CRESCIMENTO, REFORMAS E INTERNACIONALIZAÇÃO

O Brasil pode estar próximo a ingressar na rota do crescimento prolongado, com reflexos positivos para o emprego e a renda da população.

2.    A performance atual da economia só foi possível graças ao controle da inflação, à liberdade cambial e de preços e à política de contenção da dívida interna por meio dos superávits primários. Esses avanços, se quisermos a continuidade do circuito da prosperidade, precisam ser preservados e até aprimorados, principalmente a questão fiscal. Cabe a volta das discussões sobre as reformas necessárias, como, por exemplo, a trabalhista, a previdenciária e a tributária, adverte Márcio Cypriano, presidente do Bradesco (´Devemos perseverar no que está dando certo´. Gazeta Mercantil, São Paulo, 07 dez. 2007, p. A3).

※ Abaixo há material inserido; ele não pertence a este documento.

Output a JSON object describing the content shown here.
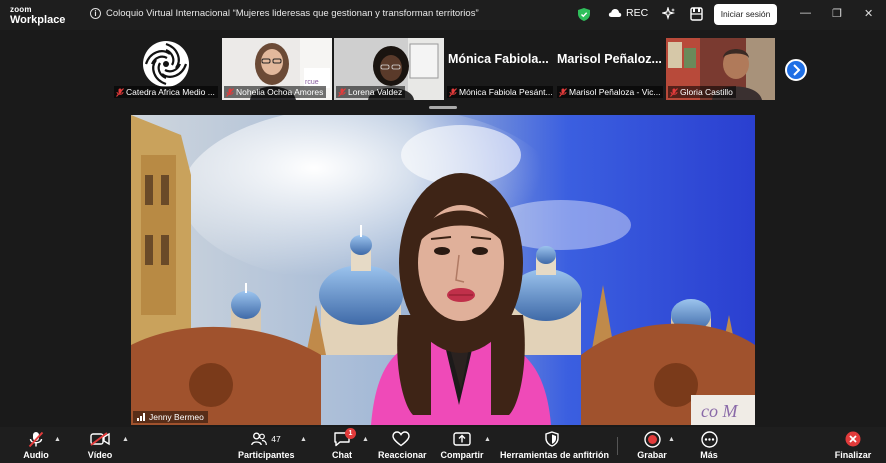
{
  "app": {
    "brand_small": "zoom",
    "brand_big": "Workplace"
  },
  "meeting": {
    "title": "Coloquio Virtual Internacional “Mujeres lideresas que gestionan y transforman territorios”"
  },
  "titlebar": {
    "rec_label": "REC",
    "signin_label": "Iniciar sesión",
    "minimize": "—",
    "restore": "❐",
    "close": "✕"
  },
  "participants_strip": [
    {
      "name": "Catedra Africa Medio ..."
    },
    {
      "name": "Nohelia Ochoa Amores"
    },
    {
      "name": "Lorena Valdez"
    },
    {
      "name": "Mónica Fabiola Pesánt...",
      "display": "Mónica Fabiola..."
    },
    {
      "name": "Marisol Peñaloza - Vic...",
      "display": "Marisol Peñaloz..."
    },
    {
      "name": "Gloria Castillo"
    }
  ],
  "main_video": {
    "speaker": "Jenny Bermeo"
  },
  "toolbar": {
    "audio": "Audio",
    "video": "Vídeo",
    "participants": "Participantes",
    "participants_count": "47",
    "chat": "Chat",
    "chat_badge": "1",
    "react": "Reaccionar",
    "share": "Compartir",
    "host_tools": "Herramientas de anfitrión",
    "record": "Grabar",
    "more": "Más",
    "end": "Finalizar"
  },
  "colors": {
    "accent_blue": "#1f6fe5",
    "record_red": "#e23b3b",
    "shield_green": "#2fbf5b"
  }
}
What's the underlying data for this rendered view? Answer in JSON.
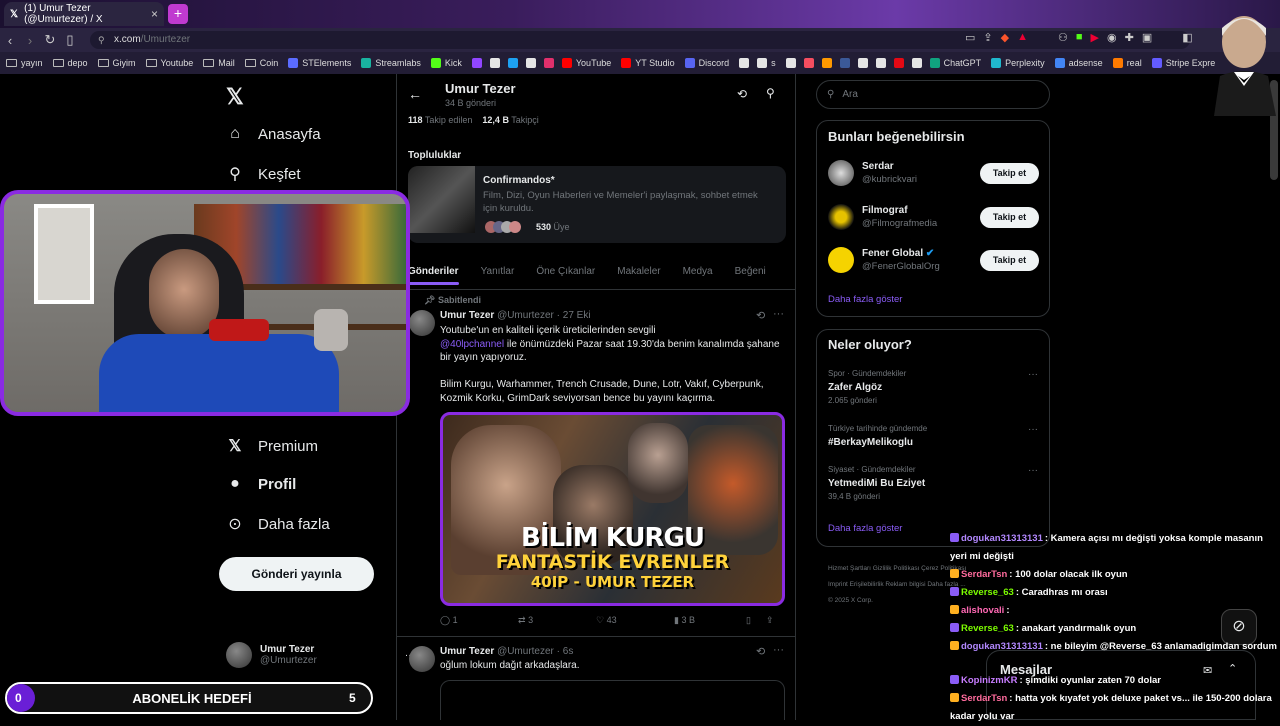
{
  "browser": {
    "tab_title": "(1) Umur Tezer (@Umurtezer) / X",
    "url_domain": "x.com",
    "url_path": "/Umurtezer",
    "bookmarks": [
      "yayın",
      "depo",
      "Giyim",
      "Youtube",
      "Mail",
      "Coin",
      "STElements",
      "Streamlabs",
      "Kick",
      "",
      "",
      "",
      "",
      "",
      "YouTube",
      "YT Studio",
      "Discord",
      "",
      "s",
      "",
      "",
      "",
      "",
      "",
      "",
      "",
      "",
      "ChatGPT",
      "Perplexity",
      "adsense",
      "real",
      "Stripe Expre"
    ],
    "bookmark_colors": [
      "#888",
      "#888",
      "#888",
      "#888",
      "#888",
      "#888",
      "#5b6cff",
      "#19b3a0",
      "#53fc18",
      "#9146ff",
      "#e5e5e5",
      "#1da1f2",
      "#e5e5e5",
      "#e1306c",
      "#ff0000",
      "#ff0000",
      "#5865f2",
      "#e5e5e5",
      "#e5e5e5",
      "#e5e5e5",
      "#f64e60",
      "#ff9900",
      "#3b5998",
      "#e5e5e5",
      "#e5e5e5",
      "#e50914",
      "#e5e5e5",
      "#10a37f",
      "#20b8cd",
      "#4285f4",
      "#ff7a00",
      "#635bff"
    ]
  },
  "left_nav": {
    "items": [
      {
        "label": "Anasayfa",
        "icon": "home-icon"
      },
      {
        "label": "Keşfet",
        "icon": "search-icon"
      },
      {
        "label": "Premium",
        "icon": "x-logo-icon"
      },
      {
        "label": "Profil",
        "icon": "person-icon"
      },
      {
        "label": "Daha fazla",
        "icon": "more-circle-icon"
      }
    ],
    "post_button": "Gönderi yayınla",
    "account": {
      "name": "Umur Tezer",
      "handle": "@Umurtezer"
    }
  },
  "profile": {
    "name": "Umur Tezer",
    "posts_count": "34 B gönderi",
    "following_count": "118",
    "following_label": "Takip edilen",
    "followers_count": "12,4 B",
    "followers_label": "Takipçi",
    "communities_title": "Topluluklar",
    "community": {
      "name": "Confirmandos*",
      "desc": "Film, Dizi, Oyun Haberleri ve Memeler'i paylaşmak, sohbet etmek için kuruldu.",
      "members": "530",
      "members_label": "Üye"
    },
    "tabs": [
      "Gönderiler",
      "Yanıtlar",
      "Öne Çıkanlar",
      "Makaleler",
      "Medya",
      "Beğeni"
    ]
  },
  "posts": [
    {
      "pinned_label": "Sabitlendi",
      "author": "Umur Tezer",
      "handle": "@Umurtezer",
      "date": "· 27 Eki",
      "text1": "Youtube'un en kaliteli içerik üreticilerinden sevgili",
      "mention": "@40lpchannel",
      "text2": " ile önümüzdeki Pazar saat 19.30'da benim kanalımda şahane bir yayın yapıyoruz.",
      "text3": "Bilim Kurgu, Warhammer, Trench Crusade, Dune, Lotr, Vakıf, Cyberpunk, Kozmik Korku, GrimDark seviyorsan bence bu yayını kaçırma.",
      "image_title_1": "BİLİM KURGU",
      "image_title_2": "FANTASTİK EVRENLER",
      "image_title_3": "40IP - UMUR TEZER",
      "replies": "1",
      "reposts": "3",
      "likes": "43",
      "views": "3 B"
    },
    {
      "author": "Umur Tezer",
      "handle": "@Umurtezer",
      "date": "· 6s",
      "text": "oğlum lokum dağıt arkadaşlara."
    }
  ],
  "search_placeholder": "Ara",
  "suggestions": {
    "title": "Bunları beğenebilirsin",
    "users": [
      {
        "name": "Serdar",
        "handle": "@kubrickvari",
        "button": "Takip et"
      },
      {
        "name": "Filmograf",
        "handle": "@Filmografmedia",
        "button": "Takip et"
      },
      {
        "name": "Fener Global",
        "handle": "@FenerGlobalOrg",
        "button": "Takip et"
      }
    ],
    "more": "Daha fazla göster"
  },
  "trends": {
    "title": "Neler oluyor?",
    "items": [
      {
        "context": "Spor · Gündemdekiler",
        "name": "Zafer Algöz",
        "count": "2.065 gönderi"
      },
      {
        "context": "Türkiye tarihinde gündemde",
        "name": "#BerkayMelikoglu",
        "count": ""
      },
      {
        "context": "Siyaset · Gündemdekiler",
        "name": "YetmediMi Bu Eziyet",
        "count": "39,4 B gönderi"
      }
    ],
    "more": "Daha fazla göster"
  },
  "footer": {
    "line1": "Hizmet Şartları   Gizlilik Politikası   Çerez Politikası",
    "line2": "Imprint   Erişilebilirlik   Reklam bilgisi   Daha fazla ...",
    "line3": "© 2025 X Corp."
  },
  "messages_label": "Mesajlar",
  "chat": [
    {
      "user": "dogukan31313131",
      "color": "#b388ff",
      "text": ": Kamera açısı mı değişti yoksa komple masanın yeri mi değişti"
    },
    {
      "user": "SerdarTsn",
      "color": "#ff6b9d",
      "text": ": 100 dolar olacak ilk oyun"
    },
    {
      "user": "Reverse_63",
      "color": "#7cfc00",
      "text": ": Caradhras mı orası"
    },
    {
      "user": "alishovali",
      "color": "#ff69b4",
      "text": ":"
    },
    {
      "user": "Reverse_63",
      "color": "#7cfc00",
      "text": ": anakart yandırmalık oyun"
    },
    {
      "user": "dogukan31313131",
      "color": "#b388ff",
      "text": ": ne bileyim @Reverse_63 anlamadigimdan sordum"
    },
    {
      "user": "KopinizmKR",
      "color": "#c77dff",
      "text": ": şimdiki oyunlar zaten 70 dolar"
    },
    {
      "user": "SerdarTsn",
      "color": "#ff6b9d",
      "text": ": hatta yok kıyafet yok deluxe paket vs... ile 150-200 dolara kadar yolu var"
    }
  ],
  "sub_goal": {
    "current": "0",
    "label": "ABONELİK HEDEFİ",
    "target": "5"
  }
}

3.    O mercado de capitais deslancha, porquanto, de um lado, temos boas empresas em busca de recursos para expansão ou novos projetos e, de outro lado, encontramos investidores interessados em ampliar a rentabilidade de suas aplicações e vêem nas ações uma alternativa viável. Ademais, as empresas brasileiras possuem contabilidade clara e o modelo de administração é ético e transparente. Esses fatos tornaram o mercado de bolsa brasileiro um excelente negócio (id.).

4.    Hiato de produto - Fala-se do câmbio supervalorizado, da carga tributária, dos gastos públicos, da alta taxa nominal dos juros, mas o Brasil, assim como em 1967/68, reúne as condições para a repetição do ´milagre brasileiro´, embora a 6% ou 8% ao ano, ao invés de 10% ou mais ao ano, avalia Antonio Carlos Lemgruber, economista, ex-presidente do BCB (´Brasil, macroeconomia e política´. Folha de S. Paulo, São Paulo, 15 dez. 2007, p. B2).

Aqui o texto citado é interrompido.